Freycinet National Park Facts
Freycinet National Park is a 65.3 square mile national park located in Tasmania, Australia. Named after French navigator Louis de Freycinet, the park encompasses a large portion of Freycinet Peninsula. The park was founded in 1916, and is one of the two oldest parks in Tasmania along with Mount Field. Freycinet National Park contains bays, white sand beaches, and granite mountains. It is a popular spot for bird watchers, hikers, swimmers, or those wishing to spot wildlife. There are many places within the park considered to be of high cultural importance to Aboriginals and to Europeans. Many other parts are undisturbed by people, and there are sections threatened by human activity and tourism.
Interesting Freycinet National Park Facts:
There are a series of jagged granite formations called 'The Hazards' in Freycinet National Park, as well as pink and red granite formations.
Wineglass Bay in Freycinet National Park is ranked as one of the ten best beaches in the world.
The pink tint of the coastline and mountain is caused by pink feldspar called orthoclase. Devonian granite is the most common rock in the park, and white quartz and black micas can be found as well.
There are 49 species endemic to Freycinet National Park.
The Tasmanian devil was once very common in Freycinet National Park. The population has suffered because of devil facial tumor disease.
Endemic mammals commonly found in Freycinet National Park include Tasmanian bettongs, long-nosed potoroos, water rats, swamp rats, echidnas, wombats, eastern pygmy possums, New Holland mice, sugar gliders, brushtail possums, ringtail possums, and little pygmy possums.
Other mammals found in the park include the red necked wallaby, the eastern quoll, and the Tasmanian pademelon (extinct on the mainland).
Amphibians and reptiles found in Freycinet National Park include ocellated skinks, Tasmanian tree skinks, she-oak skinks, blotched blue tongued lizards, mountain dragons, lowland copperhead snakes, Tasmanian froglets, eastern froglets, southern toadlets, spotted grass frogs, growling grass frogs, and southern brown tree frogs.
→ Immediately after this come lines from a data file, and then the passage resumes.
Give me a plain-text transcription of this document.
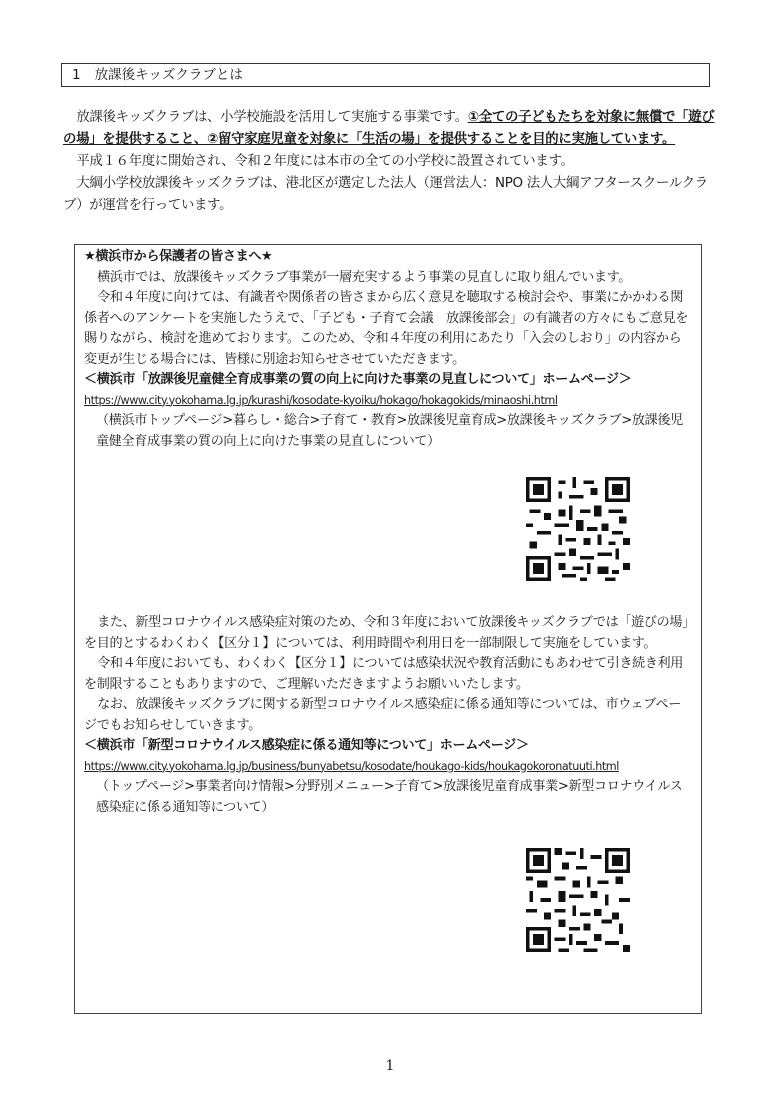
1 放課後キッズクラブとは

放課後キッズクラブは、小学校施設を活用して実施する事業です。①全ての子どもたちを対象に無償で「遊びの場」を提供すること、②留守家庭児童を対象に「生活の場」を提供することを目的に実施しています。

平成１６年度に開始され、令和２年度には本市の全ての小学校に設置されています。

大綱小学校放課後キッズクラブは、港北区が選定した法人（運営法人：NPO 法人大綱アフタースクールクラブ）が運営を行っています。

★横浜市から保護者の皆さまへ★

横浜市では、放課後キッズクラブ事業が一層充実するよう事業の見直しに取り組んでいます。

令和４年度に向けては、有識者や関係者の皆さまから広く意見を聴取する検討会や、事業にかかわる関係者へのアンケートを実施したうえで、「子ども・子育て会議　放課後部会」の有識者の方々にもご意見を賜りながら、検討を進めております。このため、令和４年度の利用にあたり「入会のしおり」の内容から変更が生じる場合には、皆様に別途お知らせさせていただきます。

＜横浜市「放課後児童健全育成事業の質の向上に向けた事業の見直しについて」ホームページ＞

https://www.city.yokohama.lg.jp/kurashi/kosodate-kyoiku/hokago/hokagokids/minaoshi.html

（横浜市トップページ>暮らし・総合>子育て・教育>放課後児童育成>放課後キッズクラブ>放課後児童健全育成事業の質の向上に向けた事業の見直しについて）

また、新型コロナウイルス感染症対策のため、令和３年度において放課後キッズクラブでは「遊びの場」を目的とするわくわく【区分１】については、利用時間や利用日を一部制限して実施をしています。

令和４年度においても、わくわく【区分１】については感染状況や教育活動にもあわせて引き続き利用を制限することもありますので、ご理解いただきますようお願いいたします。

なお、放課後キッズクラブに関する新型コロナウイルス感染症に係る通知等については、市ウェブページでもお知らせしていきます。

＜横浜市「新型コロナウイルス感染症に係る通知等について」ホームページ＞

https://www.city.yokohama.lg.jp/business/bunyabetsu/kosodate/houkago-kids/houkagokoronatuuti.html

（トップページ>事業者向け情報>分野別メニュー>子育て>放課後児童育成事業>新型コロナウイルス感染症に係る通知等について）

1
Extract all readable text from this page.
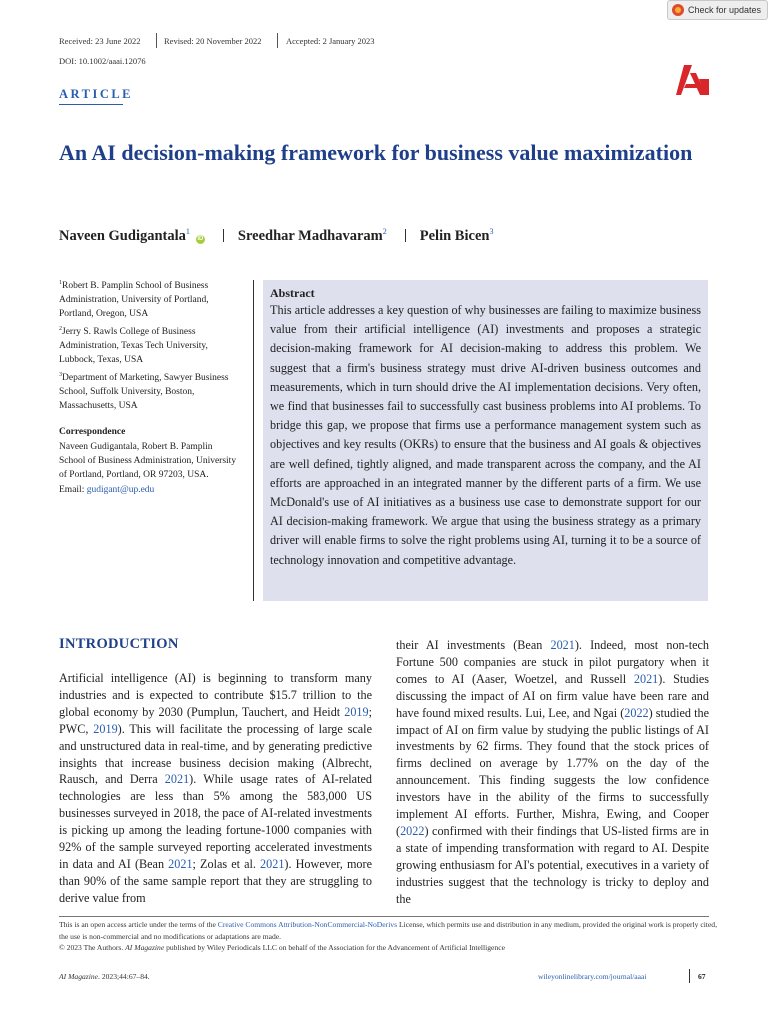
Check for updates
Received: 23 June 2022	Revised: 20 November 2022	Accepted: 2 January 2023
DOI: 10.1002/aaai.12076
ARTICLE
An AI decision-making framework for business value maximization
Naveen Gudigantala$^1$
iD Sreedhar Madhavaram$^2$ Pelin Bicen$^3$

$^1$Robert B. Pamplin School of Business Administration, University of Portland, Portland, Oregon, USA

$^2$Jerry S. Rawls College of Business Administration, Texas Tech University, Lubbock, Texas, USA

$^3$Department of Marketing, Sawyer Business School, Suffolk University, Boston, Massachusetts, USA

Correspondence

Naveen Gudigantala, Robert B. Pamplin School of Business Administration, University of Portland, Portland, OR 97203, USA.

Email: gudigant@up.edu

Abstract

This article addresses a key question of why businesses are failing to maximize business value from their artificial intelligence (AI) investments and proposes a strategic decision-making framework for AI decision-making to address this problem. We suggest that a firm's business strategy must drive AI-driven business outcomes and measurements, which in turn should drive the AI implementation decisions. Very often, we find that businesses fail to successfully cast business problems into AI problems. To bridge this gap, we propose that firms use a performance management system such as objectives and key results (OKRs) to ensure that the business and AI goals & objectives are well defined, tightly aligned, and made transparent across the company, and the AI efforts are approached in an integrated manner by the different parts of a firm. We use McDonald's use of AI initiatives as a business use case to demonstrate support for our AI decision-making framework. We argue that using the business strategy as a primary driver will enable firms to solve the right problems using AI, turning it to be a source of technology innovation and competitive advantage.

INTRODUCTION

Artificial intelligence (AI) is beginning to transform many industries and is expected to contribute $15.7 trillion to the global economy by 2030 (Pumplun, Tauchert, and Heidt 2019; PWC, 2019). This will facilitate the processing of large scale and unstructured data in real-time, and by generating predictive insights that increase business decision making (Albrecht, Rausch, and Derra 2021). While usage rates of AI-related technologies are less than 5% among the 583,000 US businesses surveyed in 2018, the pace of AI-related investments is picking up among the leading fortune-1000 companies with 92% of the sample surveyed reporting accelerated investments in data and AI (Bean 2021; Zolas et al. 2021). However, more than 90% of the same sample report that they are struggling to derive value from

their AI investments (Bean 2021). Indeed, most non-tech Fortune 500 companies are stuck in pilot purgatory when it comes to AI (Aaser, Woetzel, and Russell 2021). Studies discussing the impact of AI on firm value have been rare and have found mixed results. Lui, Lee, and Ngai (2022) studied the impact of AI on firm value by studying the public listings of AI investments by 62 firms. They found that the stock prices of firms declined on average by 1.77% on the day of the announcement. This finding suggests the low confidence investors have in the ability of the firms to successfully implement AI efforts. Further, Mishra, Ewing, and Cooper (2022) confirmed with their findings that US-listed firms are in a state of impending transformation with regard to AI. Despite growing enthusiasm for AI's potential, executives in a variety of industries suggest that the technology is tricky to deploy and the

This is an open access article under the terms of the Creative Commons Attribution-NonCommercial-NoDerivs License, which permits use and distribution in any medium, provided the original work is properly cited, the use is non-commercial and no modifications or adaptations are made.

© 2023 The Authors. AI Magazine published by Wiley Periodicals LLC on behalf of the Association for the Advancement of Artificial Intelligence

AI Magazine. 2023;44:67–84.	wileyonlinelibrary.com/journal/aaai	67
Birds found in Freycinet National Park include white bellied sea eagles, brown falcons, superb fairy wrens, black browed albatrosses, shy albatrosses, Tasmanian wedge-tailed eagles, Australian fairy terns, swift parrots, and flame robins.
Humpback whales, bottlenose dolphins, and southern right whales can be found in Wineglass Bay, which they use for calving, feeding, or even just resting.
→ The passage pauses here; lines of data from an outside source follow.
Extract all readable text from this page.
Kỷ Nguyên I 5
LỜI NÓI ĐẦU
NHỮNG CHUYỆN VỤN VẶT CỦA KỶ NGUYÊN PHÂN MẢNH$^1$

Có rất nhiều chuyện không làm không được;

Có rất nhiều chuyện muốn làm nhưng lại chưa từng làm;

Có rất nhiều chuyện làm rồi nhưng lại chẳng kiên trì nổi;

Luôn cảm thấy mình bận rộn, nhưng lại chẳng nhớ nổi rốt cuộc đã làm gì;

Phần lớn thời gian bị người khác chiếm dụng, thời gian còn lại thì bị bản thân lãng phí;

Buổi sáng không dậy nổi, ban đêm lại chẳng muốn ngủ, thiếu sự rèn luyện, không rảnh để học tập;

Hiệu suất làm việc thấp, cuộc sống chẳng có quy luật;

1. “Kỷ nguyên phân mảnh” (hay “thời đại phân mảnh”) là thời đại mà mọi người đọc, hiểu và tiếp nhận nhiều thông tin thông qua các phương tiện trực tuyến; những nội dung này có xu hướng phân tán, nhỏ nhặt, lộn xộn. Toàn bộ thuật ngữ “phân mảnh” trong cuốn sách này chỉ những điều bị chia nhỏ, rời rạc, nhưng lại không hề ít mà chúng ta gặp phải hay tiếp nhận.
More than 800 orchid species have been found in Freycinet National Park, with more than 500 plants in total having been recorded.
Threats to Freycinet National Park include tourism and recreation, due to the construction of roads and accommodations as well as trails and lookouts. Traveling through the park has an impact on vegetation, including direct damage and disease transmission between soil types.
Visitors to Freycinet National Park can enjoy day trips, camping, scenic drives, ranger-led activities, overnight walks, swimming, boating, scuba diving, and snorkeling.
The temperatures in Freycinet National Park are very similar to those in France, receiving more than 300 sunny days each year.
Visitors to Freycinet National Park can stay in eco-retreats, simple campgrounds with tents, or luxurious retreats. Camping is done by ballot because it is so popular.